Source: The News Record
After many attempts over the last several years to enrich the University of Cincinnati’s sustainability, the university’s effort has now manifested through awards and favorable student opinion.
UC was named a 2015-2016 diamond-level Transit Friendly Destination by the Green Umbrella, a regional sustainability organization in Cincinnati working toward environmentally-friendly metro areas.
The award is for groups promoting transit ridership for individuals, as well as encouraging social responsibility through integration of culture, according to the Green Umbrella’s website.
Internally, Student Government voted against fossil fuel divestment in February, but UC is still continuing work for a sustainable future through following a Climate Action Plan (CAP), providing a guideline for the university to be more eco-friendly.
CAP is a document written by the President's Advisory Council on Environment and Sustainability. It establishes topics ranging from buildings and transportation to education and opportunities.
“The university is committed to sustainability through the American College and University Presidents' Climate Commitment,” said Erin LeFever, a third-year environmental studies student and assistant sustainability coordinator.
LeFever continued to describe the entailments of the plan, citing UC’s carbon footprint and overall green presence.
“This was first signed in September 15, 2009. The comprehensive document includes an in-depth study of the university's carbon inventory and existing practices in categories such as transportation, buildings, energy, education, outreach, etc,” LeFever said.
Encouraging students and faculty alike, the document provides ideas for maximizing UC’s green potential.
“One of the most powerful ways for students to create sustainable initiatives is by teaming up with faculty and administration.

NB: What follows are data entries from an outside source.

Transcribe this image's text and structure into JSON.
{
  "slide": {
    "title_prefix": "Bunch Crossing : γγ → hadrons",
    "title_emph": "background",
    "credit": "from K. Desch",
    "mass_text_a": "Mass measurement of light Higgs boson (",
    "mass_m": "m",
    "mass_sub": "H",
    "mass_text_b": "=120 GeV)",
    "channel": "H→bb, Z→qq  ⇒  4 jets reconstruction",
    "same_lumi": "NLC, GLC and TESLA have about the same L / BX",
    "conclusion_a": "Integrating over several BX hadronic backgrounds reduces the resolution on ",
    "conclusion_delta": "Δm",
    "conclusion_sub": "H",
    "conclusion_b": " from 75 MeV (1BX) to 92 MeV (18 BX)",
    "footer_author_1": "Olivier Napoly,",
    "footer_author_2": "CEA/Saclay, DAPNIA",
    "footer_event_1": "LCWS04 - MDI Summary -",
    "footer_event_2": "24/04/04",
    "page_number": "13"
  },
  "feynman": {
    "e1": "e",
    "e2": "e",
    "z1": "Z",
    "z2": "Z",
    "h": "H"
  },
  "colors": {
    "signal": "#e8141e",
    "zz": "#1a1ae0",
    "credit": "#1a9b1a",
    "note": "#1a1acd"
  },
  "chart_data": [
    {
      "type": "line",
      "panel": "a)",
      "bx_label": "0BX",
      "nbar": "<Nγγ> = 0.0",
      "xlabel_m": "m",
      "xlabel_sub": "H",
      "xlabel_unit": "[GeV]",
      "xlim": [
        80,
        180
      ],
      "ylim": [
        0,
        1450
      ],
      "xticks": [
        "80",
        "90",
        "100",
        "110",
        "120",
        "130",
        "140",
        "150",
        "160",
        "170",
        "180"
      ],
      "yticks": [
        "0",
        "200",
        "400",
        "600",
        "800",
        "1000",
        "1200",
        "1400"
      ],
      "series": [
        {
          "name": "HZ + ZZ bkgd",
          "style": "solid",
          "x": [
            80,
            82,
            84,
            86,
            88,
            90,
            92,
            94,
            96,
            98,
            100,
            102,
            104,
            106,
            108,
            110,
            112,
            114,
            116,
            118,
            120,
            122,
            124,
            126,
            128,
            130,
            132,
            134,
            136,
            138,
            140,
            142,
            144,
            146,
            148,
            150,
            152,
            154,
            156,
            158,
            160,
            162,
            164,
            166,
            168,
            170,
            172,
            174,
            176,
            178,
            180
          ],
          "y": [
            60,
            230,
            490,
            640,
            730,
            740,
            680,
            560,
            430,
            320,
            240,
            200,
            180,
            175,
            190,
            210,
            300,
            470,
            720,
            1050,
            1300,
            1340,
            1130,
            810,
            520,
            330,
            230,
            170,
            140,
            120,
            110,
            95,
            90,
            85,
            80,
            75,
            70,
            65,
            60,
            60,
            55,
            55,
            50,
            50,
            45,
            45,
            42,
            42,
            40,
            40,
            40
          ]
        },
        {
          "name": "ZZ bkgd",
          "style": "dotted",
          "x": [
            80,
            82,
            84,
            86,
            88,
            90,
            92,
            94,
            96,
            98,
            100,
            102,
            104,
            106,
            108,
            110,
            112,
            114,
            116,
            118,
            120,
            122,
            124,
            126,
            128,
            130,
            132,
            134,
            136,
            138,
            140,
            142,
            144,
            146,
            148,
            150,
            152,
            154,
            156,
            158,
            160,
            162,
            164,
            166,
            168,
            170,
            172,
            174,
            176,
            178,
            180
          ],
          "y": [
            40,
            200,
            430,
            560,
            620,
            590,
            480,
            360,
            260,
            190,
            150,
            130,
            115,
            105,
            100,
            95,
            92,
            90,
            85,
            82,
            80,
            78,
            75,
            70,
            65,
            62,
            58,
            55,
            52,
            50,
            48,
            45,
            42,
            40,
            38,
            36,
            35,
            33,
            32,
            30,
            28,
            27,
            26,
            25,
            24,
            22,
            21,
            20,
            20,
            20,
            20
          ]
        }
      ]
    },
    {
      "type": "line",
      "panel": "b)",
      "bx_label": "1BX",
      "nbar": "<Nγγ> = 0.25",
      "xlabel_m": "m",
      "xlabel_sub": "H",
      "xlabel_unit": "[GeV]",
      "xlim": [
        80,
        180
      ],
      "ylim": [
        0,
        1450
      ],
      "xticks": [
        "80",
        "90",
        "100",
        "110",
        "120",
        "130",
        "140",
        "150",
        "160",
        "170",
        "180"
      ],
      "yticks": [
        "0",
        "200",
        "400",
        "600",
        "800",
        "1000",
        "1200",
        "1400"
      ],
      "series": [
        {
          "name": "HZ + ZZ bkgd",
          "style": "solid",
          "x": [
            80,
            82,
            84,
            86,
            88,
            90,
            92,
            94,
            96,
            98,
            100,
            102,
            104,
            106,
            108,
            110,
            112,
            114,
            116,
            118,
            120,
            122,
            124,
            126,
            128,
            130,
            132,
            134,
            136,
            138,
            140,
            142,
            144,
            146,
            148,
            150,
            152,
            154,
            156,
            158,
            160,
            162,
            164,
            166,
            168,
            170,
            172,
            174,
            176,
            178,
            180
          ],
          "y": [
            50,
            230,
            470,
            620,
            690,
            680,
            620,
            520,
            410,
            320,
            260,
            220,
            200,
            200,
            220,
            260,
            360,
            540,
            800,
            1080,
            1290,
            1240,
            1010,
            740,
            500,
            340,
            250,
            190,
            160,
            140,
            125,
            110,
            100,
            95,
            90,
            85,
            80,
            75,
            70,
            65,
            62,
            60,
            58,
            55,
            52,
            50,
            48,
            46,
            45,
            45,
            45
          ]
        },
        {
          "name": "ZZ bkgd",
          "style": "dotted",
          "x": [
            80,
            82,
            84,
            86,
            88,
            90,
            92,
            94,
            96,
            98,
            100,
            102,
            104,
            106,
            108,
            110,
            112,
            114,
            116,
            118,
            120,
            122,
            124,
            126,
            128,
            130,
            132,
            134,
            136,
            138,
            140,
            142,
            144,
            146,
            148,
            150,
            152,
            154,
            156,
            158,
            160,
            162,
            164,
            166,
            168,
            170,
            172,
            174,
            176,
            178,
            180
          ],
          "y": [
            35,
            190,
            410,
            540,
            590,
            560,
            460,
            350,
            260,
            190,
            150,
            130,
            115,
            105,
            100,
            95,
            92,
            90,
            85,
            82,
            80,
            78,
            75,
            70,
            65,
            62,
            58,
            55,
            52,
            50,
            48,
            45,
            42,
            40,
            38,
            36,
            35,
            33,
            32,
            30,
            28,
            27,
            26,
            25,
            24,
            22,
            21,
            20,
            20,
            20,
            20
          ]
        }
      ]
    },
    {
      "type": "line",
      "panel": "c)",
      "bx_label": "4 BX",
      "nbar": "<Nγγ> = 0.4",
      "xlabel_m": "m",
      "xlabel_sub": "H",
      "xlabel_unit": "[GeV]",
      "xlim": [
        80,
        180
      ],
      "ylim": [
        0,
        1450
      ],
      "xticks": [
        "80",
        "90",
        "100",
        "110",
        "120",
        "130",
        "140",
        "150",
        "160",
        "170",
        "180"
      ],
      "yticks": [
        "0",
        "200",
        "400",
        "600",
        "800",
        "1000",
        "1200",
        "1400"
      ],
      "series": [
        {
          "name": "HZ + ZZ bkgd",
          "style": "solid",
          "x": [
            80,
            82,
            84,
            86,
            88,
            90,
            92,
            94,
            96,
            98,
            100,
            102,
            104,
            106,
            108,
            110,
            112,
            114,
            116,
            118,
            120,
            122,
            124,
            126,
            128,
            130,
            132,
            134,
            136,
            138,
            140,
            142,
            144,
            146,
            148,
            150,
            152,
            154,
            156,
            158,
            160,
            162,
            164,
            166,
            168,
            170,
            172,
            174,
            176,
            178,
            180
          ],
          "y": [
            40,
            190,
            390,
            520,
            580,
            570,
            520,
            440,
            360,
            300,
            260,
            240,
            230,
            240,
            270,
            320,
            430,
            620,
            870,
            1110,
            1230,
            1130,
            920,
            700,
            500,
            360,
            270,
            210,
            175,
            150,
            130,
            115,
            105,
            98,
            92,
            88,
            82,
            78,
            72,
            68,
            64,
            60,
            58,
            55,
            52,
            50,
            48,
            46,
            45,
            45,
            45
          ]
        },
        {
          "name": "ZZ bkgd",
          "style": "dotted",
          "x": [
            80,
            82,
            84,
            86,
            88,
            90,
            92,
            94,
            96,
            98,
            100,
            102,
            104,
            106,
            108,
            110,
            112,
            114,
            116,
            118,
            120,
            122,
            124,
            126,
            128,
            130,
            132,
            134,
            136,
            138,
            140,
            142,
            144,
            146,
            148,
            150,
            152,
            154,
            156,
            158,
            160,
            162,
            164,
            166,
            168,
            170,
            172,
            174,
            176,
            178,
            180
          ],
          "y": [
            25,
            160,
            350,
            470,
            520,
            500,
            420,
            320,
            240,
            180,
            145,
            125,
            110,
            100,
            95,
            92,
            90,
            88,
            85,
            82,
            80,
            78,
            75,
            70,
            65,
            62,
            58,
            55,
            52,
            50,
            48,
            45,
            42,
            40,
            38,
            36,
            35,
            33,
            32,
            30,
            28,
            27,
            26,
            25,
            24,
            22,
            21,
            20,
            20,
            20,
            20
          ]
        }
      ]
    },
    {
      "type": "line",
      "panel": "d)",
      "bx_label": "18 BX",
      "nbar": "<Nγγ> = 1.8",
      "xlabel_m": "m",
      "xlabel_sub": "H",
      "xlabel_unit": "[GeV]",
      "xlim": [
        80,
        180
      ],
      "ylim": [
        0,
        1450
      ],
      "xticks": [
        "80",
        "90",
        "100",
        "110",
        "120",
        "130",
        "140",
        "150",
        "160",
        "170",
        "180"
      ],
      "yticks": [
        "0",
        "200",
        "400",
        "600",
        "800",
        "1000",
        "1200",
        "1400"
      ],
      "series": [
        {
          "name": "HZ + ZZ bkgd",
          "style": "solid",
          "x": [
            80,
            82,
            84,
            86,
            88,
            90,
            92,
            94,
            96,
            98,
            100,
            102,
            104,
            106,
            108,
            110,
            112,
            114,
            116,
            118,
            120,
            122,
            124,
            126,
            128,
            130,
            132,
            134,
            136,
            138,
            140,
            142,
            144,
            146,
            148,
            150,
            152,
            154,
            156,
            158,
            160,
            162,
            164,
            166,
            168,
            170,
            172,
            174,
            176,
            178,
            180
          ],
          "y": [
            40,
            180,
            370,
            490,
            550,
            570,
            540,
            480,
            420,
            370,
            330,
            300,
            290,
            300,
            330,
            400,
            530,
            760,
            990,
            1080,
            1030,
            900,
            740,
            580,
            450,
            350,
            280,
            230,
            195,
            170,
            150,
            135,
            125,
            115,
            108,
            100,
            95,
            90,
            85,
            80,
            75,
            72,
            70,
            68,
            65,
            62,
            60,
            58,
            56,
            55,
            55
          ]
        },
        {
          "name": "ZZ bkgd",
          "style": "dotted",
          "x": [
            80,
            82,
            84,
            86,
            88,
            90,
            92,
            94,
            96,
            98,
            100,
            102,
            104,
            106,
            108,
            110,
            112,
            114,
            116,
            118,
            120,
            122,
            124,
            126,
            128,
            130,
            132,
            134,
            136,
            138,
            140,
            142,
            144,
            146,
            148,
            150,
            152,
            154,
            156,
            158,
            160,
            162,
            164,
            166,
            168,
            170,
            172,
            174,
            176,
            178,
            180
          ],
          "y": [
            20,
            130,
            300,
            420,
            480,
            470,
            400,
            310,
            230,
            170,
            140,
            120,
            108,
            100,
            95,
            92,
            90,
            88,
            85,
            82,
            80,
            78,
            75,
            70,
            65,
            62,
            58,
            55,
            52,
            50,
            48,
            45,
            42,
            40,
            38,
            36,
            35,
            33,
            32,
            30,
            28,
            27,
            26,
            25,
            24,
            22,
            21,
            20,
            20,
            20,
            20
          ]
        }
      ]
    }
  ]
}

By pooling talents, knowledge, ideas and resources, students at UC can make a much larger impact and complete more complex projects and reach more people,” the document reads.
The university’s UC Sustainability (UCS) initiative, founded in 2010, reports directly to the President's Advisory Council on Environment and Sustainability.
UCS has implemented practices such as All Recycling, created in 2010, which combines community efforts with campus living.
Their focus is placing containers in general funded buildings on the Uptown, UC Reading, UC Victory and Academic Health Center campus, as well as in TUC, the recreation center and inside all residence halls.
All maintenance and emptying of the containers goes to Facilities Management staff, who also places the containers, according to Peter Moorhouse, sustainability coordinator.
Another green initiative tied to UC is Bike Kitchen, a bicycle repair and lessons shop located at 2936 Woodside Dr., attached to Myers Alumni Center.
According to UCS’ website, the business is run by trained bicycle mechanics and has four ‘Fixit Bike Repair Stations’ around campus, where resources are available on campus for bike repair. The locations are inside Crawley near the Fitness Center entrance, at the 100 level of TUC, the north patio at Calhoun Hall and outside the Bike Kitchen.
However, some students are not impressed with the changes UC has made.
“I haven’t seen anything happen immediately. We’ve had talks but we’re not doing anything,” said Katelyn Mullett, a second-year physical therapy student.
Sustainable resources are accessible but can vary depending on the building, such as Langsam Library, where students may have to go out of their way to recycling stations.
“I wish there were more recycling bins. There were times when I’ve wanted to but couldn’t,” said Umar Duranni, a first-year medical sciences student. “In Langsam, there could be more recycling bins other than just paper. UC could be doing a better job.”
In contrast, UC also created the UC Shuttle that runs every weekday, which reduces vehicle emissions by promoting the idea of transporting students on and near campus on the same shuttle.
Overall, UC’s work toward sustainability appears to be positive, especially for students who have seen the progress firsthand.
“I definitely have noticed a lot more green efforts this year than in past years,” said Louie Torres, a fifth-year engineering student.